Paulson pledged his stakes in the Paulson Partners Enhanced LP, Paulson Advantage II LP, Paulson Advantage Plus II LP, and Paulson Credit Opportunities IV LP funds, the filing shows.
News of the move was first reported by Bloomberg.
The credit line has been available to the hedge funds since Dec. 20, 2010, the filing shows, and was initially backed by fees paid to the funds. "Paulson has had a credit line for at least the last five years to handle short-term cash flow," a spokesman for Paulson & Co said in a statement.
Hedge funds charge management and performance fees based on assets managed by the firm and its returns. In Paulson's case the firm charges outside investors management fees of 1 to 2 percent plus a 20 percent performance fee.

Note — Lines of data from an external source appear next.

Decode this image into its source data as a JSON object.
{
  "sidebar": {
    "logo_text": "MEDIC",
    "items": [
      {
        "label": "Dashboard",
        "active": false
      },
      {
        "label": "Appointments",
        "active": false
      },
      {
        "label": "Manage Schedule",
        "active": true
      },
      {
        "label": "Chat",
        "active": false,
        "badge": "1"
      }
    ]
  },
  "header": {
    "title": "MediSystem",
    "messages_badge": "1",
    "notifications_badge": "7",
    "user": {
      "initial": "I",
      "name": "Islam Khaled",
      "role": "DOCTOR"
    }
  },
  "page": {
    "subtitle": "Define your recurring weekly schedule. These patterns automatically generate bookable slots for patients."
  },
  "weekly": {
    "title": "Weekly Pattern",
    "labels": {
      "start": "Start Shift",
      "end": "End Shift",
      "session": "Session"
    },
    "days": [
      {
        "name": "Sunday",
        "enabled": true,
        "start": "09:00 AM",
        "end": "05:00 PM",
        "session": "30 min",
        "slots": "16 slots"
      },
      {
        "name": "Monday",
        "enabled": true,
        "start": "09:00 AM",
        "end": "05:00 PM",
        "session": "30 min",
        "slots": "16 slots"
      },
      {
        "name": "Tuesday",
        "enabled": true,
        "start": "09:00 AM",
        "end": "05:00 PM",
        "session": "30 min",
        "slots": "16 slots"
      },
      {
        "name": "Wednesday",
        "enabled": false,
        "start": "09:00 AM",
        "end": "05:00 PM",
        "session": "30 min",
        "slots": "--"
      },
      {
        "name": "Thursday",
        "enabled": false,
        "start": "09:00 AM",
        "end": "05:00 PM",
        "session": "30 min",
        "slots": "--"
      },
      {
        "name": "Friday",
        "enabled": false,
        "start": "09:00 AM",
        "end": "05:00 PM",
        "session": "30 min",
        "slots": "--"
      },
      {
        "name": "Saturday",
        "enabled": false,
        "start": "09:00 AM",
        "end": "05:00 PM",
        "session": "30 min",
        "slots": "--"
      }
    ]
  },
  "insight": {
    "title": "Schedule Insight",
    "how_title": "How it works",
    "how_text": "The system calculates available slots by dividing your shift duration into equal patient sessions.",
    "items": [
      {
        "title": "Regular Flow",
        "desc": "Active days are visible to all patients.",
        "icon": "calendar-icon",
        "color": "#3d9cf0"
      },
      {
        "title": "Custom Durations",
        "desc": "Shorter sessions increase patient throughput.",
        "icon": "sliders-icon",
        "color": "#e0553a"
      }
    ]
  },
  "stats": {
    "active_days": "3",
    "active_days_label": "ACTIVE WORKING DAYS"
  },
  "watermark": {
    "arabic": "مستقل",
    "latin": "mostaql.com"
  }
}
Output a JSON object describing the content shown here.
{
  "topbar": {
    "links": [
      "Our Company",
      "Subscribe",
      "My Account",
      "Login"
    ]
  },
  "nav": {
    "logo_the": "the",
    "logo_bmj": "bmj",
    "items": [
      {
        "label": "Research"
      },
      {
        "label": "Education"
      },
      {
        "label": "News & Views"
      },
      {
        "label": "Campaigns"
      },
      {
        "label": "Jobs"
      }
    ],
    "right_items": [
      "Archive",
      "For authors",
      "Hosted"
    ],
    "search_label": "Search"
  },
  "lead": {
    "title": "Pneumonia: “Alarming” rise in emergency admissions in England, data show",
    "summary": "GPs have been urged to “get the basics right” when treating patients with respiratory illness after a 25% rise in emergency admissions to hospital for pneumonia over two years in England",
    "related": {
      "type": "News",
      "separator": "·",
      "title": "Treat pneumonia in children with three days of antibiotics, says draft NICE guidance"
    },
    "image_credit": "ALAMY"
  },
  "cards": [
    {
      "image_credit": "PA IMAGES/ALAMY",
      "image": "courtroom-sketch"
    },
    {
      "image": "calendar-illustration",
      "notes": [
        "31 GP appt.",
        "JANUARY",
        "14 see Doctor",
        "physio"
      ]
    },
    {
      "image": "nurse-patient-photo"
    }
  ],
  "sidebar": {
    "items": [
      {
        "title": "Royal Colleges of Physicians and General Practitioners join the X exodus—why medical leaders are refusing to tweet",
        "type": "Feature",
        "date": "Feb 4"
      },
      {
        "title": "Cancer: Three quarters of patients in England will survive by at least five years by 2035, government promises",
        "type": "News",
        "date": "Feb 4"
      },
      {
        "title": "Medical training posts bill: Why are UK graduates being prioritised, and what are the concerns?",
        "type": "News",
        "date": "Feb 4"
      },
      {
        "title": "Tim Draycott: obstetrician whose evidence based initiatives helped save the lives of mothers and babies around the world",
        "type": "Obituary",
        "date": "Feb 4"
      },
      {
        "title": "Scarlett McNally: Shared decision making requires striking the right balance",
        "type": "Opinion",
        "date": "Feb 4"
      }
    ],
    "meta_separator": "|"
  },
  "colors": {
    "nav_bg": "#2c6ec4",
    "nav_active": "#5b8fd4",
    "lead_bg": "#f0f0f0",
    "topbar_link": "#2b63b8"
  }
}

Assets at Paulson & Co, which surged after the manager successfully bet against the overheated housing market in 2007, were significantly higher in 2010. They peaked at $38 billion in 2011 and have since dropped by roughly half amid uneven returns.
Last year Paulson International ended the year down 2.8 percent, a person familiar with the number said.
Forbes has estimated Paulson's net worth at $11.4 billion and last year Paulson gave $400 million to Harvard's School of Engineering and Applied Sciences, marking the largest gift ever for the Ivy League university. He also donated $8.5 million to a New York City charter school last year.
Much of Paulson's wealth is tied up in his funds, where people familiar with the firm say that roughly half of the capital belongs to the manager and other members of the firm.
It is not unusual for wealthy individuals to pledge part of the their fortune to secure credit lines. In 2014 Goldman Sachs, for example, provided a credit line to billionaire investor Steven A. Cohen, who pledged his massive art collection as collateral.